Keine Terrasse wegen Bauzaun
Im Sommer soll dann noch ein Bauzaun drei Meter an die Fassade heranrücken, auch deshalb werde es dieses Jahr keine Terrasse vor dem Levantehaus geben, sagt Dietmar Hamm, Geschäftsführer der Kontorhausverwaltung Bach.
Er fordert: Die Hochbahn soll die ab Juli geplanten Tiefbauarbeiten „auf einen wirtschaftlich sinnvollen Zeitraum“ verschieben, beispielsweise Oktober, damit der geschundene Handel wieder „heilen“ könne.

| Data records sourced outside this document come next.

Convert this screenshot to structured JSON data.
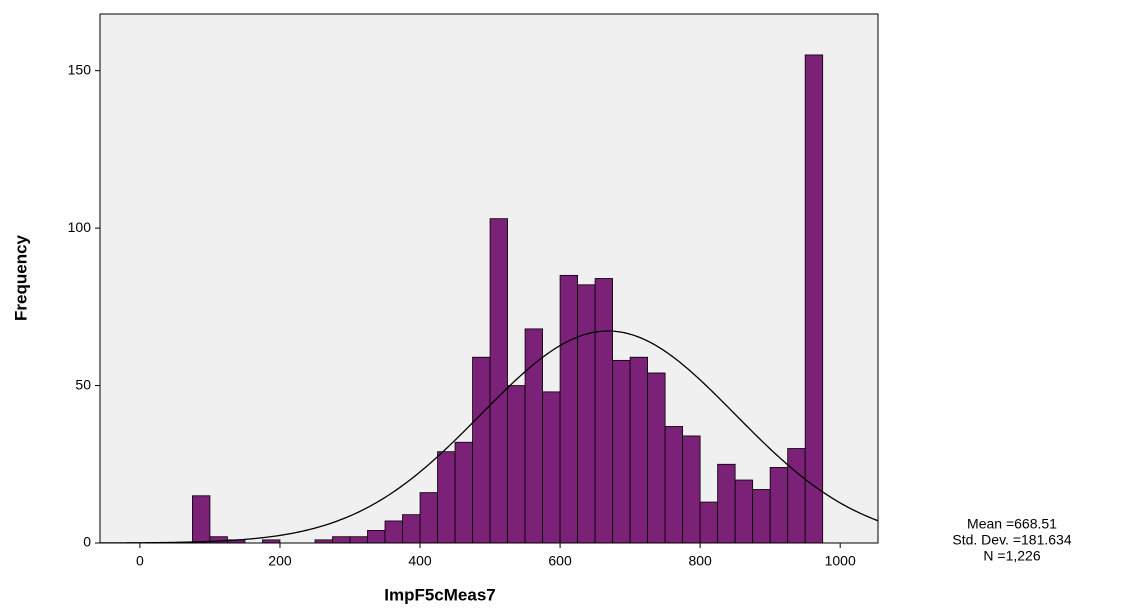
{
  "chart_data": {
    "type": "histogram",
    "x_label": "ImpF5cMeas7",
    "y_label": "Frequency",
    "bins": [
      75,
      100,
      125,
      150,
      175,
      200,
      225,
      250,
      275,
      300,
      325,
      350,
      375,
      400,
      425,
      450,
      475,
      500,
      525,
      550,
      575,
      600,
      625,
      650,
      675,
      700,
      725,
      750,
      775,
      800,
      825,
      850,
      875,
      900,
      925,
      950,
      975
    ],
    "values": [
      15,
      2,
      1,
      0,
      1,
      0,
      0,
      1,
      2,
      2,
      4,
      7,
      9,
      16,
      29,
      32,
      59,
      103,
      50,
      68,
      48,
      85,
      82,
      84,
      58,
      59,
      54,
      37,
      34,
      13,
      25,
      20,
      17,
      24,
      30,
      155
    ],
    "color": "#7b2177",
    "xlim": [
      -57,
      1054
    ],
    "ylim": [
      0,
      168
    ],
    "xticks": [
      0,
      200,
      400,
      600,
      800,
      1000
    ],
    "yticks": [
      0,
      50,
      100,
      150
    ],
    "normal_curve": true,
    "stats": [
      {
        "label": "Mean =668.51",
        "value": 668.51
      },
      {
        "label": "Std. Dev. =181.634",
        "value": 181.634
      },
      {
        "label": "N =1,226",
        "value": 1226
      }
    ]
  }
}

Lokale können keine Außengastronomie anbieten
Besonders betroffen seien fünf Lokale mit Außengastronomie. Während die Gastronomie andernorts draußen wieder durchstartet, werden – baustellenbedingt – die fünf Lokale wohl komplett leer ausgehen.
Und während sich auf der Spitalerstraße der Publikumsverkehr langsam normalisiere, sei die Kundenfrequenz im und am Levantehaus um rund 60 Prozent geringer als üblich. „Wir haben mehrere Gespräche geführt, doch die Hochbahn schaltet auf stur“, so Hamm.

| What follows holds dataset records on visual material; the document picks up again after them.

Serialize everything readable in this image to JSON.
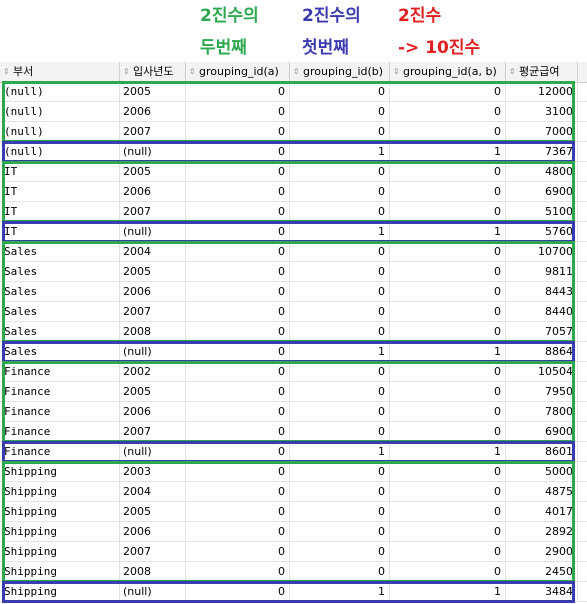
{
  "annotations": {
    "col1_line1": "2진수의",
    "col1_line2": "두번째",
    "col2_line1": "2진수의",
    "col2_line2": "첫번째",
    "col3_line1": "2진수",
    "col3_line2": "-> 10진수",
    "colors": {
      "green": "#2ea84f",
      "blue": "#3b3bb0",
      "red": "#e02020"
    }
  },
  "columns": [
    "부서",
    "입사년도",
    "grouping_id(a)",
    "grouping_id(b)",
    "grouping_id(a, b)",
    "평균급여"
  ],
  "rows": [
    {
      "dept": "(null)",
      "year": "2005",
      "ga": "0",
      "gb": "0",
      "gab": "0",
      "avg": "12000"
    },
    {
      "dept": "(null)",
      "year": "2006",
      "ga": "0",
      "gb": "0",
      "gab": "0",
      "avg": "3100"
    },
    {
      "dept": "(null)",
      "year": "2007",
      "ga": "0",
      "gb": "0",
      "gab": "0",
      "avg": "7000"
    },
    {
      "dept": "(null)",
      "year": "(null)",
      "ga": "0",
      "gb": "1",
      "gab": "1",
      "avg": "7367"
    },
    {
      "dept": "IT",
      "year": "2005",
      "ga": "0",
      "gb": "0",
      "gab": "0",
      "avg": "4800"
    },
    {
      "dept": "IT",
      "year": "2006",
      "ga": "0",
      "gb": "0",
      "gab": "0",
      "avg": "6900"
    },
    {
      "dept": "IT",
      "year": "2007",
      "ga": "0",
      "gb": "0",
      "gab": "0",
      "avg": "5100"
    },
    {
      "dept": "IT",
      "year": "(null)",
      "ga": "0",
      "gb": "1",
      "gab": "1",
      "avg": "5760"
    },
    {
      "dept": "Sales",
      "year": "2004",
      "ga": "0",
      "gb": "0",
      "gab": "0",
      "avg": "10700"
    },
    {
      "dept": "Sales",
      "year": "2005",
      "ga": "0",
      "gb": "0",
      "gab": "0",
      "avg": "9811"
    },
    {
      "dept": "Sales",
      "year": "2006",
      "ga": "0",
      "gb": "0",
      "gab": "0",
      "avg": "8443"
    },
    {
      "dept": "Sales",
      "year": "2007",
      "ga": "0",
      "gb": "0",
      "gab": "0",
      "avg": "8440"
    },
    {
      "dept": "Sales",
      "year": "2008",
      "ga": "0",
      "gb": "0",
      "gab": "0",
      "avg": "7057"
    },
    {
      "dept": "Sales",
      "year": "(null)",
      "ga": "0",
      "gb": "1",
      "gab": "1",
      "avg": "8864"
    },
    {
      "dept": "Finance",
      "year": "2002",
      "ga": "0",
      "gb": "0",
      "gab": "0",
      "avg": "10504"
    },
    {
      "dept": "Finance",
      "year": "2005",
      "ga": "0",
      "gb": "0",
      "gab": "0",
      "avg": "7950"
    },
    {
      "dept": "Finance",
      "year": "2006",
      "ga": "0",
      "gb": "0",
      "gab": "0",
      "avg": "7800"
    },
    {
      "dept": "Finance",
      "year": "2007",
      "ga": "0",
      "gb": "0",
      "gab": "0",
      "avg": "6900"
    },
    {
      "dept": "Finance",
      "year": "(null)",
      "ga": "0",
      "gb": "1",
      "gab": "1",
      "avg": "8601"
    },
    {
      "dept": "Shipping",
      "year": "2003",
      "ga": "0",
      "gb": "0",
      "gab": "0",
      "avg": "5000"
    },
    {
      "dept": "Shipping",
      "year": "2004",
      "ga": "0",
      "gb": "0",
      "gab": "0",
      "avg": "4875"
    },
    {
      "dept": "Shipping",
      "year": "2005",
      "ga": "0",
      "gb": "0",
      "gab": "0",
      "avg": "4017"
    },
    {
      "dept": "Shipping",
      "year": "2006",
      "ga": "0",
      "gb": "0",
      "gab": "0",
      "avg": "2892"
    },
    {
      "dept": "Shipping",
      "year": "2007",
      "ga": "0",
      "gb": "0",
      "gab": "0",
      "avg": "2900"
    },
    {
      "dept": "Shipping",
      "year": "2008",
      "ga": "0",
      "gb": "0",
      "gab": "0",
      "avg": "2450"
    },
    {
      "dept": "Shipping",
      "year": "(null)",
      "ga": "0",
      "gb": "1",
      "gab": "1",
      "avg": "3484"
    }
  ],
  "highlight_groups": [
    {
      "color": "green",
      "first": 0,
      "last": 2
    },
    {
      "color": "blue",
      "first": 3,
      "last": 3
    },
    {
      "color": "green",
      "first": 4,
      "last": 6
    },
    {
      "color": "blue",
      "first": 7,
      "last": 7
    },
    {
      "color": "green",
      "first": 8,
      "last": 12
    },
    {
      "color": "blue",
      "first": 13,
      "last": 13
    },
    {
      "color": "green",
      "first": 14,
      "last": 17
    },
    {
      "color": "blue",
      "first": 18,
      "last": 18
    },
    {
      "color": "green",
      "first": 19,
      "last": 24
    },
    {
      "color": "blue",
      "first": 25,
      "last": 25
    }
  ]
}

Düsteres Szenario und "dramatische Situation"
Bevor die Mönckebergstraße großflächig aufgerissen wird, werden Elektro- und Wasserleitungen verlegt. Schon diese im Februar begonnenen vorbereitenden Arbeiten wirkten „wie ein Brandbeschleuniger“ in Krisenzeiten, so Hamm.

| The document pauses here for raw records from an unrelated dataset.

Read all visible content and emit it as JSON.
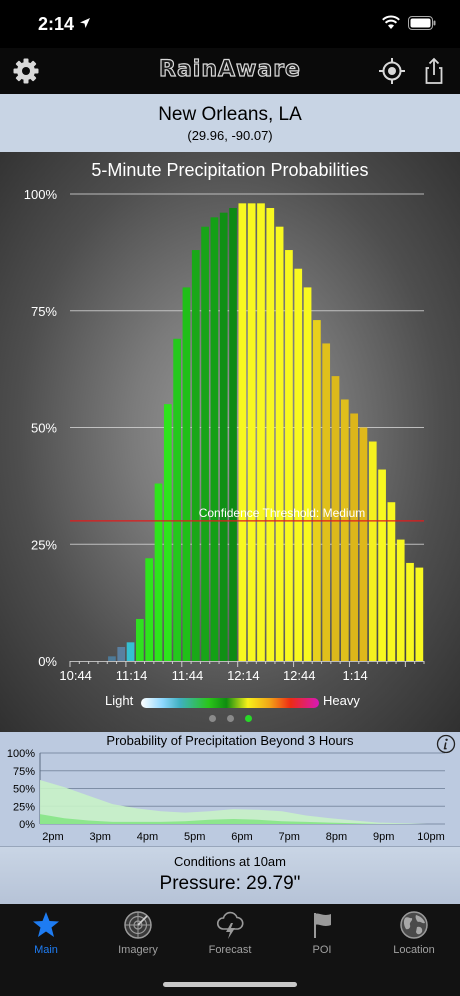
{
  "status_bar": {
    "time": "2:14"
  },
  "app": {
    "logo": "RainAware"
  },
  "location": {
    "name": "New Orleans, LA",
    "coords": "(29.96, -90.07)"
  },
  "legend": {
    "light": "Light",
    "heavy": "Heavy"
  },
  "pager": {
    "count": 3,
    "active": 2
  },
  "conditions": {
    "label": "Conditions at 10am",
    "value": "Pressure: 29.79\""
  },
  "tabs": [
    {
      "label": "Main",
      "icon": "star-icon",
      "active": true
    },
    {
      "label": "Imagery",
      "icon": "radar-icon",
      "active": false
    },
    {
      "label": "Forecast",
      "icon": "storm-cloud-icon",
      "active": false
    },
    {
      "label": "POI",
      "icon": "flag-icon",
      "active": false
    },
    {
      "label": "Location",
      "icon": "globe-icon",
      "active": false
    }
  ],
  "colors": {
    "accent": "#1e7cf2",
    "threshold": "#e21b1b"
  },
  "chart_data": [
    {
      "type": "bar",
      "title": "5-Minute Precipitation Probabilities",
      "x_ticks": [
        "10:44",
        "11:14",
        "11:44",
        "12:14",
        "12:44",
        "1:14"
      ],
      "y_ticks": [
        "0%",
        "25%",
        "50%",
        "75%",
        "100%"
      ],
      "ylim": [
        0,
        100
      ],
      "grid": true,
      "values": [
        0,
        0,
        0,
        0,
        1,
        3,
        4,
        9,
        22,
        38,
        55,
        69,
        80,
        88,
        93,
        95,
        96,
        97,
        98,
        98,
        98,
        97,
        93,
        88,
        84,
        80,
        73,
        68,
        61,
        56,
        53,
        50,
        47,
        41,
        34,
        26,
        21,
        20
      ],
      "bar_colors": [
        "#787878",
        "#787878",
        "#787878",
        "#787878",
        "#4d7a98",
        "#5a7fa0",
        "#35c0d2",
        "#30e020",
        "#2ee41c",
        "#2ee41c",
        "#2ee41c",
        "#24c81c",
        "#20bf18",
        "#1aa818",
        "#18a418",
        "#14a016",
        "#109015",
        "#0e8a14",
        "#f8f820",
        "#f8f820",
        "#f8f820",
        "#f8f820",
        "#f8f820",
        "#f8f820",
        "#f8f820",
        "#f8f820",
        "#e8d01c",
        "#e0c01b",
        "#dcb91b",
        "#e0bf1c",
        "#dcb61a",
        "#dfb81b",
        "#f4f01f",
        "#f8f820",
        "#f8f820",
        "#f8f820",
        "#f8f820",
        "#f8f820"
      ],
      "annotations": [
        {
          "text": "Confidence Threshold: Medium",
          "y": 30
        }
      ]
    },
    {
      "type": "area",
      "title": "Probability of Precipitation Beyond 3 Hours",
      "x_ticks": [
        "2pm",
        "3pm",
        "4pm",
        "5pm",
        "6pm",
        "7pm",
        "8pm",
        "9pm",
        "10pm"
      ],
      "y_ticks": [
        "0%",
        "25%",
        "50%",
        "75%",
        "100%"
      ],
      "ylim": [
        0,
        100
      ],
      "grid": true,
      "series": [
        {
          "values": [
            62,
            52,
            40,
            28,
            22,
            18,
            16,
            18,
            21,
            20,
            18,
            12,
            8,
            5,
            2,
            1,
            0
          ],
          "color": "#c8f2c8"
        },
        {
          "values": [
            14,
            8,
            5,
            3,
            3,
            3,
            4,
            6,
            7,
            6,
            4,
            3,
            2,
            1,
            0,
            0,
            0
          ],
          "color": "#86e486"
        }
      ]
    }
  ]
}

Auch Citymanagerin Brigitte Engler zeichnet ein düsteres Szenario: Die Situation nach Öffnung der Geschäfte sei für die Unternehmen „nicht nur schwierig, sondern absolut dramatisch“, so Engler. „Wir befürchten, dass ein nennenswerter Teil der Händler in der Innenstadt im Laufe des Jahres in die Insolvenz gehen wird.“ Umso wichtiger sei es, dass Politik und Hochbahn die Baustellenplanung „ergebnisoffen“ betrieben.
Levantehaus erlässt Geschäften die Miete
Als geradezu empörend empfindet Mathias Bach, Miteigentümer des Levantehauses, die „starre Position“ der Hochbahn. Um die rund 35 kleinen inhabergeführten Geschäfte vor der drohenden Insolvenz zu bewahren, haben er und seine Partner ihnen für April, Mai und Juni die Miete nicht bloß gestundet, sondern komplett erlassen. Der GbR Levantehaus seien dadurch 300.000 Euro Mieteinnahmen entgangen, so Bach.
Zeitpunkt der Bauarbeiten sei ein Unding
Grundsätzlich habe er nichts gegen die Baumaßnahme vor dem Levantehaus und der Barkhof-Passage, der Umbau der U-3-Haltestelle sei notwendig, keine Frage. „Mir geht es allein um den Zeitpunkt“, sagt Bach.
Es sei ein Unding, dass der Staat die Vermieter auffordere, dem Einzelhandel etwa durch Mietstundungen auf die Beine zu helfen, während sich ein quasi städtisches Unternehmen „kein Stück“ bewege, um eben diese Existenzen zu retten.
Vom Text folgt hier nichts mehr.